If `f(3-x)= f(x)`, then `int_(1)^(2) xf(x) dx` is equal to

To solve the integral \( I = \int_{1}^{2} x f(x) \, dx \) given the condition \( f(3-x) = f(x) \), we can use a property of definite integrals. Here’s a step-by-step solution: ### Step 1: Define the Integral Let \[ I = \int_{1}^{2} x f(x) \, dx \] ### Step 2: Use the Property of Definite Integrals We can use the property of definite integrals which states: \[ \int_{a}^{b} f(x) \, dx = \int_{a}^{b} f(a+b-x) \, dx \] In our case, \( a = 1 \) and \( b = 2 \), so \( a + b = 3 \).

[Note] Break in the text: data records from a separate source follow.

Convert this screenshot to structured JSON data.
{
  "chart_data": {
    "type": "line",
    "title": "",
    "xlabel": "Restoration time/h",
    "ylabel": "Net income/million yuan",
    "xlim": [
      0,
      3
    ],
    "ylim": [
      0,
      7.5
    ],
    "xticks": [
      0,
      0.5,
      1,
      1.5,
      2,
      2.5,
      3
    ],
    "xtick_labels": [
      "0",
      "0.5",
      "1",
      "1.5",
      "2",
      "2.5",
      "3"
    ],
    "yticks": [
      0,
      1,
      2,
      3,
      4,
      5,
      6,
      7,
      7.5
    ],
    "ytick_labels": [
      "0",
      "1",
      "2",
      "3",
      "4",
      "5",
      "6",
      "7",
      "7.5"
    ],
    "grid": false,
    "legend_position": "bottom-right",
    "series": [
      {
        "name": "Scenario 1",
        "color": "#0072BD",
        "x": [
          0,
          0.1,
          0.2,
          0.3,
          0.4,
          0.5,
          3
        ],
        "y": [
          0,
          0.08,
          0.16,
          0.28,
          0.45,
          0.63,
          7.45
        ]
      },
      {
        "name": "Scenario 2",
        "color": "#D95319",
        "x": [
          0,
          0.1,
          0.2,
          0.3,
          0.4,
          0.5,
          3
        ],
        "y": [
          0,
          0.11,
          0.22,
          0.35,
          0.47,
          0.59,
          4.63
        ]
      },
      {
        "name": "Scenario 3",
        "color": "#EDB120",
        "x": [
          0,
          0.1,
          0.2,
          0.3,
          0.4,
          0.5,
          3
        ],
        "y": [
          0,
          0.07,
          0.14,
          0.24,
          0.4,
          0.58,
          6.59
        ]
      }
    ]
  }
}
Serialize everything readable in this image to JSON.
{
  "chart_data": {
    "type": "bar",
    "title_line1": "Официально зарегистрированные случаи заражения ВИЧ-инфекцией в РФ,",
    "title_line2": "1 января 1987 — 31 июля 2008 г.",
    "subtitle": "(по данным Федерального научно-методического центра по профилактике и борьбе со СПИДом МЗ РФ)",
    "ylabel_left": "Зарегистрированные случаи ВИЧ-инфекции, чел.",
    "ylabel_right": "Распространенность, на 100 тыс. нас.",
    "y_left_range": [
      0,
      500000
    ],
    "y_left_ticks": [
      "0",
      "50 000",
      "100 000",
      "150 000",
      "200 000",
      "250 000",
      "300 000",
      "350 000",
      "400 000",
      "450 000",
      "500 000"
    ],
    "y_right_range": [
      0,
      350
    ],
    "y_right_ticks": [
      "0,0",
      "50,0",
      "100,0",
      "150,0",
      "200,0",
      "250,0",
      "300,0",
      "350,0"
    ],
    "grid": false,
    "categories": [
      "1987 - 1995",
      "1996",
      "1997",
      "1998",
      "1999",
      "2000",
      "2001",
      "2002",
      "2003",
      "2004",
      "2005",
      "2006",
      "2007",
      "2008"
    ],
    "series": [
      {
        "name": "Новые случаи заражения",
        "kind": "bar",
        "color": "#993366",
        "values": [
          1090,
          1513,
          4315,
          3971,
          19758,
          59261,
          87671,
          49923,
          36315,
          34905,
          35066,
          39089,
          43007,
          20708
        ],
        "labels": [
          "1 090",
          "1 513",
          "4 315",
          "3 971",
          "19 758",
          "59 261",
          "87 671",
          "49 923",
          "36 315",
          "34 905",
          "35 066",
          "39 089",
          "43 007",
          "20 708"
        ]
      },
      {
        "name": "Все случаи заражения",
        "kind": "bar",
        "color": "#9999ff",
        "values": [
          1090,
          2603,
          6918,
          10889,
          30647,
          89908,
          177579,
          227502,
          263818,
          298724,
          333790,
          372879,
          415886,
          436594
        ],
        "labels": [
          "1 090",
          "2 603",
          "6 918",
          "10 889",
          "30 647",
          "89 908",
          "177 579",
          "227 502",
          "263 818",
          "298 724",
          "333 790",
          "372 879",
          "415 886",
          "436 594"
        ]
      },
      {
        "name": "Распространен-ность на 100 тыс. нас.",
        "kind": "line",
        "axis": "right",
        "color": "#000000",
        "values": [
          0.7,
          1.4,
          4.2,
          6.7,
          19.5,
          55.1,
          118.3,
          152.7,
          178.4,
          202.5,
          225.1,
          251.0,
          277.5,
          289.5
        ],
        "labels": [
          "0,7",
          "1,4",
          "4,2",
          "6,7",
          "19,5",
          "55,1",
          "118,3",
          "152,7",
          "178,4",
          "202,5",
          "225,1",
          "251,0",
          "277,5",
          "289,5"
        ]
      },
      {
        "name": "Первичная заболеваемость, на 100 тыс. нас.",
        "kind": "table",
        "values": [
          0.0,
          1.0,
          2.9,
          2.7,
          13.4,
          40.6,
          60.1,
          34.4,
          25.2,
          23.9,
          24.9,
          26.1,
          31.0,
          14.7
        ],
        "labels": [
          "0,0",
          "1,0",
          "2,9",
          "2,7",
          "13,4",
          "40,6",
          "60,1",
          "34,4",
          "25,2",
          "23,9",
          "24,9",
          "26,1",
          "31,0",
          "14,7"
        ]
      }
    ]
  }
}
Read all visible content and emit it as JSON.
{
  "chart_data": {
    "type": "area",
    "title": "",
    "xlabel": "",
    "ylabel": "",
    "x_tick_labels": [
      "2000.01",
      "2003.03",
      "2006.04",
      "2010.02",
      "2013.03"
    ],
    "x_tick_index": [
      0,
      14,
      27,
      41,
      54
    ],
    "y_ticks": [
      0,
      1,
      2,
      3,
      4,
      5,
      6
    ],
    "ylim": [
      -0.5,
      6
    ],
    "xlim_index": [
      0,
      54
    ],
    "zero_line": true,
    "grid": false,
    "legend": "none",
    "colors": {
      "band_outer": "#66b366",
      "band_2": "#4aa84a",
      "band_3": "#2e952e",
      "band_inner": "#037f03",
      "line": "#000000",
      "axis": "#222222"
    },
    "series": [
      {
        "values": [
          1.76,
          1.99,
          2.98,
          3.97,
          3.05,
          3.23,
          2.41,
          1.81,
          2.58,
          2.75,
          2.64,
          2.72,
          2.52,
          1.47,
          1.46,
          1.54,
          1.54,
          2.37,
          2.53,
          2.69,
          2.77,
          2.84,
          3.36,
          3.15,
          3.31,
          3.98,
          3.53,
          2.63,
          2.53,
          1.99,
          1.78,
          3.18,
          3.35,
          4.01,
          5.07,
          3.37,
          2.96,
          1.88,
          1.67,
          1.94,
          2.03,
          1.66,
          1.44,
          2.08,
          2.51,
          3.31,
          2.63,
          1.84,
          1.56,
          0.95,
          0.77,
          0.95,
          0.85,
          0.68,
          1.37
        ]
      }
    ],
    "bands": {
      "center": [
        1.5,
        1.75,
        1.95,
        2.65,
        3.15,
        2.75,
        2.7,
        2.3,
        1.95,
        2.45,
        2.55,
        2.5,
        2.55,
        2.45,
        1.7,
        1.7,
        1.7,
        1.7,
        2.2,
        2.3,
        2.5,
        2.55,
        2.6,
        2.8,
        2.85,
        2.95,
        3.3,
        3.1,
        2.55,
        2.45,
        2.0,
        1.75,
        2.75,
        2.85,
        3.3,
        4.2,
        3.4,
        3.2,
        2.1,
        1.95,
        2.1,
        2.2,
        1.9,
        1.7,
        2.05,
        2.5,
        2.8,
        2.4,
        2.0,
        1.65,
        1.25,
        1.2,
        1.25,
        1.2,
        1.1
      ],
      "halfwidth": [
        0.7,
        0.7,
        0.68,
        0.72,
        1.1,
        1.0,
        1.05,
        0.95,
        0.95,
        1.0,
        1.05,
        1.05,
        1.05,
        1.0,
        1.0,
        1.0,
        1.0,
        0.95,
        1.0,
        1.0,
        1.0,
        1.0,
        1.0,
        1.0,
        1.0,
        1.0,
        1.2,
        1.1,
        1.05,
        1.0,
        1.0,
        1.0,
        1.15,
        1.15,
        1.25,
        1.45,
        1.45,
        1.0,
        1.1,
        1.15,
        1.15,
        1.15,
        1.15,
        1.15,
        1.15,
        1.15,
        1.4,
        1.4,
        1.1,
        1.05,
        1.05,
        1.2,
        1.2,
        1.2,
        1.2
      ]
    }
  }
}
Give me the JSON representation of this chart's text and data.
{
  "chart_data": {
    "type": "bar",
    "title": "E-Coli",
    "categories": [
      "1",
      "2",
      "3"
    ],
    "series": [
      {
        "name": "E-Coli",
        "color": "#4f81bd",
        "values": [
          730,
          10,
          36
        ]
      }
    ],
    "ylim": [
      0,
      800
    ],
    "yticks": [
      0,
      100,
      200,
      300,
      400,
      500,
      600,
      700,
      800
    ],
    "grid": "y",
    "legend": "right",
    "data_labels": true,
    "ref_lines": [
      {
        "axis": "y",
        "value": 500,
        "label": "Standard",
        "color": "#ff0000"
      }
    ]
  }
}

Therefore, we can write: \[ I = \int_{1}^{2} x f(x) \, dx = \int_{1}^{2} (3 - x) f(3 - x) \, dx \] ### Step 3: Substitute the Given Condition Since we know \( f(3 - x) = f(x) \), we can replace \( f(3 - x) \) with \( f(x) \): \[ I = \int_{1}^{2} (3 - x) f(x) \, dx \] ### Step 4: Expand the Integral Now, we can expand the integral: \[ I = \int_{1}^{2} 3f(x) \, dx - \int_{1}^{2} x f(x) \, dx \] This gives us: \[ I = 3 \int_{1}^{2} f(x) \, dx - I \] ### Step 5: Solve for \( I \) Now we can add \( I \) to both sides: \[ I + I = 3 \int_{1}^{2} f(x) \, dx \] \[ 2I = 3 \int_{1}^{2} f(x) \, dx \] Dividing both sides by 2: \[ I = \frac{3}{2} \int_{1}^{2} f(x) \, dx \] ### Conclusion Thus, the value of the integral \( I \) is: \[ I = \frac{3}{2} \int_{1}^{2} f(x) \, dx \]